19/06/2026
This week I had the chance to share one of my favourite analogies about conflict and separation to a group of separating individuals and it really landed.
It goes like this….
We all know it takes two to tango.
No one is born knowing how to tango, and no one is at fault for that.
Some people were fortunate enough to have parents, caregivers, mentors, or life experiences that taught them the steps early. Others were not.
And even those who learned to tango well, cannot dance it alone.
Just like the tango, most of us were never explicitly taught how to build healthy relationships, navigate conflict, repair ruptures, communicate effectively, regulate emotions, or separate consciously when relationships end.
Yet these are all skills and capacities.
And skills and capacities can be learned.
With awareness, practice, patience, compassion, and consistency, we can all learn to tango better in our relationships.
But again, just like the tango, if you did not learn this in childhood, you will almost certainly misstep, trip and perhaps even fall.
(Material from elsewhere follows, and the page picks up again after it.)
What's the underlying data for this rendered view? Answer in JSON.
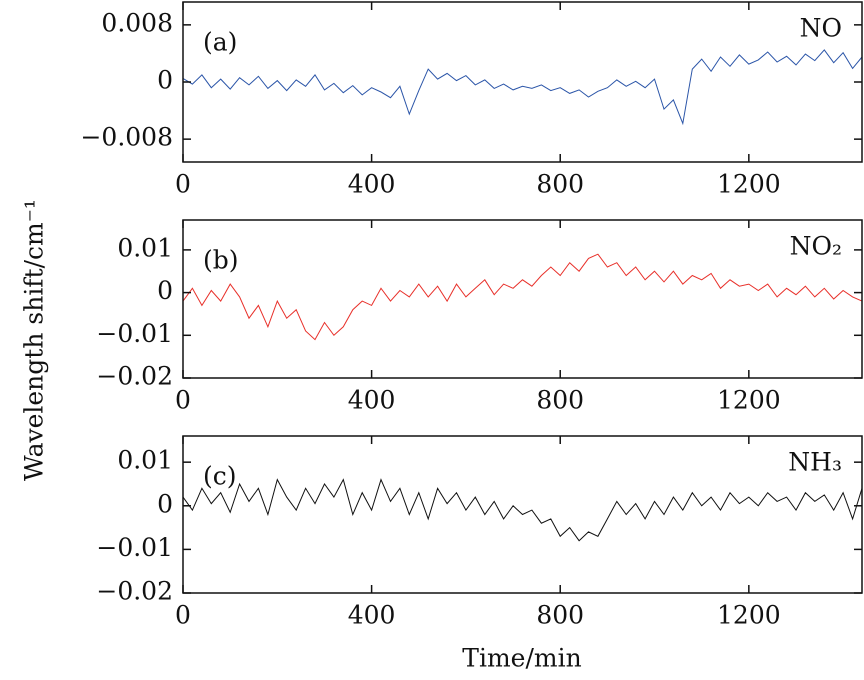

No one gets this “right” all of the time.
And so the goal is less about perfection, and more about becoming aware of the steps we are dancing, so that when we find ourselves repeating unhelpful patterns or steps, we have the ability to choose a different step.
And whilst it does take two to dance the tango, the truth is that it only takes one to improve their skills and change the conflict dance.
This is the heart of how I support separating families and individuals through separation.
I support them to improve their relational tango as they transition through separation and build better foundations to thrive in the next chapter of their families’ lives.